The quality of open educational materials is important, both for human users and for AI applications, but how to evaluate, and, even more importantly, define quality is an important open question. In this panel, speakers will talk about their work and experiences curating educational content, as well as building from that curated data. Our speakers will cover their experience of sourcing educational material in different ways and with different focuses. Speaker 1 focuses on teaching materials for the UK school curriculum, speaker 2 sources open educational materials from a broad range of sources for an international audience, and speaker 3 will talk about work to filter existing web-scale datasets for high-quality educational content. Issues around sourcing content include organizing and hosting the data, but also considering the licensing of the materials.

In addition to quality, it is also critical to consider alignment of content to some pedagogical taxonomy, for example, of subjects, material type (lesson plan, reading, assessment), grade level, educational standard and so on. How to define such a taxonomy, particularly in a global context is an open question. Another challenge is how to evaluate the alignment of content to a taxonomy, at scale. Large Language Models (LLM’s) provide a powerful tool to address this challenge. A common theme among the speakers will be how quality and alignment can be evaluated with LLMs. Speaker 1 has used LLM-as-a-judge techniques to evaluate AI generated lesson plans on multiple aspects of quality and alignment. Speaker 2 uses AI and machine learning methods to digitize curriculum standards and to match relevant content items for a large library to particular learning objectives from a curriculum. Speaker 3 will talk about developing a global taxonomy for educational metadata accompanied by labelling models and a large-scale annotated data set.

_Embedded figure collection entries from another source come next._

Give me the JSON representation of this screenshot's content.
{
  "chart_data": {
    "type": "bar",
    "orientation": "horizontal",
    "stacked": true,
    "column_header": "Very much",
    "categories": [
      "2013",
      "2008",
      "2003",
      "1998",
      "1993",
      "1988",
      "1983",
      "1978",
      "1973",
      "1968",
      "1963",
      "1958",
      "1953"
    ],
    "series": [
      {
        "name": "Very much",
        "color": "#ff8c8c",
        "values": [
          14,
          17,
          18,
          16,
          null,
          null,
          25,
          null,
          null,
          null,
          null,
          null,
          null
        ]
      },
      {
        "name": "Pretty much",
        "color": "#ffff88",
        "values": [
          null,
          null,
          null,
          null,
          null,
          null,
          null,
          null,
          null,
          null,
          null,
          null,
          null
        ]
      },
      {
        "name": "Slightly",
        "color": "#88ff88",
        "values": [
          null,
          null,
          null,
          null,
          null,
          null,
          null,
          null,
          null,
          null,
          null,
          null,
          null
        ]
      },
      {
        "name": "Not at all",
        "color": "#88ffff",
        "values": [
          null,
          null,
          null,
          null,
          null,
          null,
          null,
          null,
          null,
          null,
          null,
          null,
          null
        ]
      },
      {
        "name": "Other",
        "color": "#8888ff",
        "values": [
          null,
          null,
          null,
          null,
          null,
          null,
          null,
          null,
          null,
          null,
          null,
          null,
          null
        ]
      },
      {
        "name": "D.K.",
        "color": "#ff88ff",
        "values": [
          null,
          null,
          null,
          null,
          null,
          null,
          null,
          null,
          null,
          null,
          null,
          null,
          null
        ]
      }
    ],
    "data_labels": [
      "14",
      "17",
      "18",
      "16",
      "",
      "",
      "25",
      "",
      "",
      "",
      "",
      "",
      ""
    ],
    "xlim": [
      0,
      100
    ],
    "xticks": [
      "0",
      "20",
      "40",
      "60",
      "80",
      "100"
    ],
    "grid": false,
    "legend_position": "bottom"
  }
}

Finally, our panel will cover their experience of use cases for high-quality curated educational data. Speaker 1 used a curated set of high-quality UK-focused educational material to develop a generative AI tool to help teachers generate high-quality lesson plans which are carefully aligned to UK curricula. Speaker 2 uses a data set of open education resources to provide offline access to high-quality educational materials to learners around the world. Speaker 3 will describe a large-scale annotated educational data set that can be used for fine-tuning LLM models for educational applications, as well as training data for developing new edtech tools in different contexts.

In the age of AI data is more important than ever. This panel will discuss issues around curating educational materials at scale, as well as some of the exciting applications this enables now and potential applications this will enable in the future.